The Olympus PEN E-PM1 is an entry-level mirrorless interchangeable-lens camera from Japanese manufacturer Olympus with a Micro Four Thirds lens mount and sensor.  It includes a 12.3 megapixel sensor, 3-inch 460,000 pixel LCD screen, and sensor-based image stabilization, but no viewfinder or internal flash, although an external flash can be fitted.

History
The E-PM1 was announced on June 30, 2011 together with two other Olympus Micro Four Thirds cameras, EP3 and E-PL3.

Reviews
Reviewers generally praised the image quality and wide range of customization it offers, although there were some criticisms of its performance. The small size also divided reviewers, with some praising its compactness and others criticising it as difficult to handle and noting that the lack of external controls making it hard to quickly change settings.

DP Review rated it 71% and a silver award, praising its image quality, small size, and wide range of customisable features. 

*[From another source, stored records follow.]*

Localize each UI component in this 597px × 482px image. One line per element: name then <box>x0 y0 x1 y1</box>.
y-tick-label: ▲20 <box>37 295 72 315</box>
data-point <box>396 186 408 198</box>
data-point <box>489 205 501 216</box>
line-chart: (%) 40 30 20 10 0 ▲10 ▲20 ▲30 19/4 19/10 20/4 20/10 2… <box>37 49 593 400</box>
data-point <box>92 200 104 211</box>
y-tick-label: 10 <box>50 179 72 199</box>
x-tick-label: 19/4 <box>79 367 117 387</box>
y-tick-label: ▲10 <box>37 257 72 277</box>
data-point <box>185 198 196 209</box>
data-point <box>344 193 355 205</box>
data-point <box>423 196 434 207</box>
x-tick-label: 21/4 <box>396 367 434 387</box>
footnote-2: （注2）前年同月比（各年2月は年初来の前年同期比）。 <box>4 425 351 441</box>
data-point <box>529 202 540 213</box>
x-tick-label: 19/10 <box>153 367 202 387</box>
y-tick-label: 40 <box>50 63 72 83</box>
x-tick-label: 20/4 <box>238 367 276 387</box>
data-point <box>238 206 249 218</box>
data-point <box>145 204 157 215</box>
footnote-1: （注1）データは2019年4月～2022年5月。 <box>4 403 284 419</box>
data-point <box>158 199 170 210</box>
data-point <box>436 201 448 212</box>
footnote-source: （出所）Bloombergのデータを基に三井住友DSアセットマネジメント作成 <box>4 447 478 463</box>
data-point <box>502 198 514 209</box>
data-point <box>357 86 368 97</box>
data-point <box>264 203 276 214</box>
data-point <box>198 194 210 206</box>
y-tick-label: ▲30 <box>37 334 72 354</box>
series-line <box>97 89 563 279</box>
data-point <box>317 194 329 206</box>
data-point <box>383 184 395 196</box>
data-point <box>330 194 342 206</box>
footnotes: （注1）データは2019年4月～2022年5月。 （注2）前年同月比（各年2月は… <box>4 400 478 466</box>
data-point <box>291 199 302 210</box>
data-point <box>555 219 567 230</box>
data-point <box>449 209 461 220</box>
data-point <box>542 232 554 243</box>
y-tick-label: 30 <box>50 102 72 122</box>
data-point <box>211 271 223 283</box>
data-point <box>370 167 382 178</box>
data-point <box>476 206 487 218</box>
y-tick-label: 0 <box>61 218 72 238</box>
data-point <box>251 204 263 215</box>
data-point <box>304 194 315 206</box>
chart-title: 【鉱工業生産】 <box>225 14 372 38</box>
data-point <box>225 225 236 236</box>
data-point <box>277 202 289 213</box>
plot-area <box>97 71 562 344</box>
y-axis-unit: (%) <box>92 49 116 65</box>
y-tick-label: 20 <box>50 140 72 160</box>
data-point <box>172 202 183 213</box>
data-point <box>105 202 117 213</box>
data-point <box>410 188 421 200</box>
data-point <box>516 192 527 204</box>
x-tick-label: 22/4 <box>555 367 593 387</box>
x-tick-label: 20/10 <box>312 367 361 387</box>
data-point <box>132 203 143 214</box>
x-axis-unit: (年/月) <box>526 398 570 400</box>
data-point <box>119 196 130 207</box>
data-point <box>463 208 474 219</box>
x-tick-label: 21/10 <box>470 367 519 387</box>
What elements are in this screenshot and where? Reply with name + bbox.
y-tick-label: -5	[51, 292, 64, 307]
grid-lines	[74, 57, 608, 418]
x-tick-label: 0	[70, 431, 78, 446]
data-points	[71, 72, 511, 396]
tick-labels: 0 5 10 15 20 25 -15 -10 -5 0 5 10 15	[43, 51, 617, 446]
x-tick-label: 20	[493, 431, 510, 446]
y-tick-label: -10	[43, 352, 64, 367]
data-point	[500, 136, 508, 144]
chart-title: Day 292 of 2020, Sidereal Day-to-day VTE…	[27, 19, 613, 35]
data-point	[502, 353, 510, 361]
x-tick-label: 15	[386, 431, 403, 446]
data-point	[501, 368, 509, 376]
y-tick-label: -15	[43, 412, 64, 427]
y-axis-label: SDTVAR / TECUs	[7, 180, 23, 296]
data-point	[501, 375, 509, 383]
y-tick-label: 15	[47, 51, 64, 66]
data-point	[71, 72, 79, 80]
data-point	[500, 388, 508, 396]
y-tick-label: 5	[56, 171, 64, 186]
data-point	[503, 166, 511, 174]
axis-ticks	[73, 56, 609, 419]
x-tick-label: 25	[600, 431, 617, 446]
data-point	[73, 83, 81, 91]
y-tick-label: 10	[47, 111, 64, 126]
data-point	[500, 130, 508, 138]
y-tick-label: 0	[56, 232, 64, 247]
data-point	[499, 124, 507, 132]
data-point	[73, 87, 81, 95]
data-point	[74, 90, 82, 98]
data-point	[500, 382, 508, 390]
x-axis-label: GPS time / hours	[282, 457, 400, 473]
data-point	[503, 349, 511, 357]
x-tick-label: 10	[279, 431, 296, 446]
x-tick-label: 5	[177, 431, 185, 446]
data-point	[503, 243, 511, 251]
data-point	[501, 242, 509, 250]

What Digital Camera called it "an easy to use camera" while criticising the auto white balance accuracy, weak performance in low light, and lack of physical grip on the camera body.

Expert Reviews gave it 4/5, praising its flexibility and good value while calling it "far from perfect". 

PC Advisor noted a compromise between the small size and lack of physical controls, making it harder to quickly change between modes and settings, but found it was a good upgrade from a compact digital camera.